Отец хочет лично выбрать подарки дею Филиппу и его хансирам и пролить свою щедрость на обоих сыновей. В мире мало что может сравниться с армским оружием и иссарскими жеребцами, чья цена превышает цену среднего корабля. Говорят, их предок возил на себе великого Баадука и был черен, как сама Тьма, но с гривой и хвостом, белизной подобными облаку. Дженнах белее лебединого крыла, а отцовский Зарах чернее ночи, но вдвойне счастлив оседлавший сразу и Свет, и Тьму.
От возвышенных мыслей принца отвлек огромный комар. Порождение злокозненной саданши! Скорее бы кончилась топь. С высоты птичьего полета караван владыки Эр-Атэва наверняка казался золотой нитью, протянутой через смрадную сгнившую кошму. Гудели насекомые, чавкала под конскими копытами жирная грязь. Яфе и его брат Наджед ехали сразу за отцом в середине отряда, созерцая спину калифа и смоляной хвост его коня, безостановочно отгонявшего крылатых кровопийц. К вечеру и без того неширокая дорога стала еще уже, и всадники растянулись в цепочку по одному. Тропу пересекали два разделенных узким пространством оврага, почти до краев заполненные отвратительной зелено-желтой грязью, через которые были перекинуты мосты из неизвестно откуда взявшегося в здешних краях камня.
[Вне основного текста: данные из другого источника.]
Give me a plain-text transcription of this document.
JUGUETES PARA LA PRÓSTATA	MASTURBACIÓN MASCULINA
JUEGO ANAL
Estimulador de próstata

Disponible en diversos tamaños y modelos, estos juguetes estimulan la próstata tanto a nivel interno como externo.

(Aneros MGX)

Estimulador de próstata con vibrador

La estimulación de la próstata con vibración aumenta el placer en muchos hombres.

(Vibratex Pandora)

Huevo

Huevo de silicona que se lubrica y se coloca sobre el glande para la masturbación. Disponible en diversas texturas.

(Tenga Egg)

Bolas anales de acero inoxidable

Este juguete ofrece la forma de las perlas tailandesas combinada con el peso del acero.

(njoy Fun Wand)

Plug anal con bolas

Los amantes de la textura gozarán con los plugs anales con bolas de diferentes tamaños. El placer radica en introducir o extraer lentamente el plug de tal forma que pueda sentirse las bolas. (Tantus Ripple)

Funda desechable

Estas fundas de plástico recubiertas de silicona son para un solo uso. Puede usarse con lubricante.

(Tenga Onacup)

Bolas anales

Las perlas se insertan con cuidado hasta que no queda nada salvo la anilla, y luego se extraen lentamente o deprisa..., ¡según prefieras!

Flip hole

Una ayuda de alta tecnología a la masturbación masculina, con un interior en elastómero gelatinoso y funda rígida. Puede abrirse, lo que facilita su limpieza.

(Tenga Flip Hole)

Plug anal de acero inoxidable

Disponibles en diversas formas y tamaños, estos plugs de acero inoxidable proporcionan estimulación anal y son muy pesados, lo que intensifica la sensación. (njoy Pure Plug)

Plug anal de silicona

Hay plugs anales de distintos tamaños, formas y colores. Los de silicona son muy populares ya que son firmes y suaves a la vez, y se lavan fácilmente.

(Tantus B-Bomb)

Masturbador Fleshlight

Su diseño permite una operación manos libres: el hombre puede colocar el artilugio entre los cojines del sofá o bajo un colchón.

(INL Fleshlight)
Всадники один за другим перебирались на другую сторону, но Зарах отчего-то взбунтовался. Калиф, бывший искусным наездником, с трудом заставил коня повиноваться, наконец Зарах, поняв, что сопротивление бесполезно, двинулся вперед, но на полдороге старинное сооружение пошатнулось, огромный камень вылетел из гнезда, а за ним другой, третий...
Конь Усмана прянул вперед, перелетая через рассыпающийся на глазах потрясенной свиты мост, но Яфе успел послать жеребца вслед за отцом. Дженнах не подвел, и они оказались на острове, отделенные и от передних, и от задних жидкой пузырящейся грязью, ибо садану было угодно обрушить обе арки. Не такая уж и страшная беда с учетом того, что они не одни. Принц благодарно потрепал жеребца по лоснящейся шее, но Дженнах, вместо того чтоб успокоиться, вскинулся на дыбы, храпя от ужаса. И было от чего. Кусты с большими мясистыми листьями затрещали, в них мелькнуло что-то черно-зеленое, и на тропу во всей своей красе вывалился болотный лев
[112]
. Тварь была в полном расцвете сил, а подтянутое брюхо и ввалившиеся бока говорили, что последнюю добычу она поймала около луны назад.
Справа и слева торчали ядовитые кусты кух, растущие на предательской грязи, сзади и спереди была непреодолимая преграда, а загородивший дорогу гад замер, готовясь к нападению.
Отец и сын переглянулись. Эр-Хабо
[113]
больше, но его можно поразить в горло, болотный лев с его костяным воротником не имел уязвимых мест, кроме пасти и глаз, к счастью, слишком близко посаженных, чтобы уследить за обоими врагами. Тварь явно облюбовала калифа, отец поднял копье, но обезумевший Зарах не давал прицелиться, впрочем, прыжки жеребца мешали и оголодавшей твари. К счастью, Дженнах по-прежнему повиновался всаднику, и Яфе гарцевал перед чудовищем, лихорадочно решая, что же делать.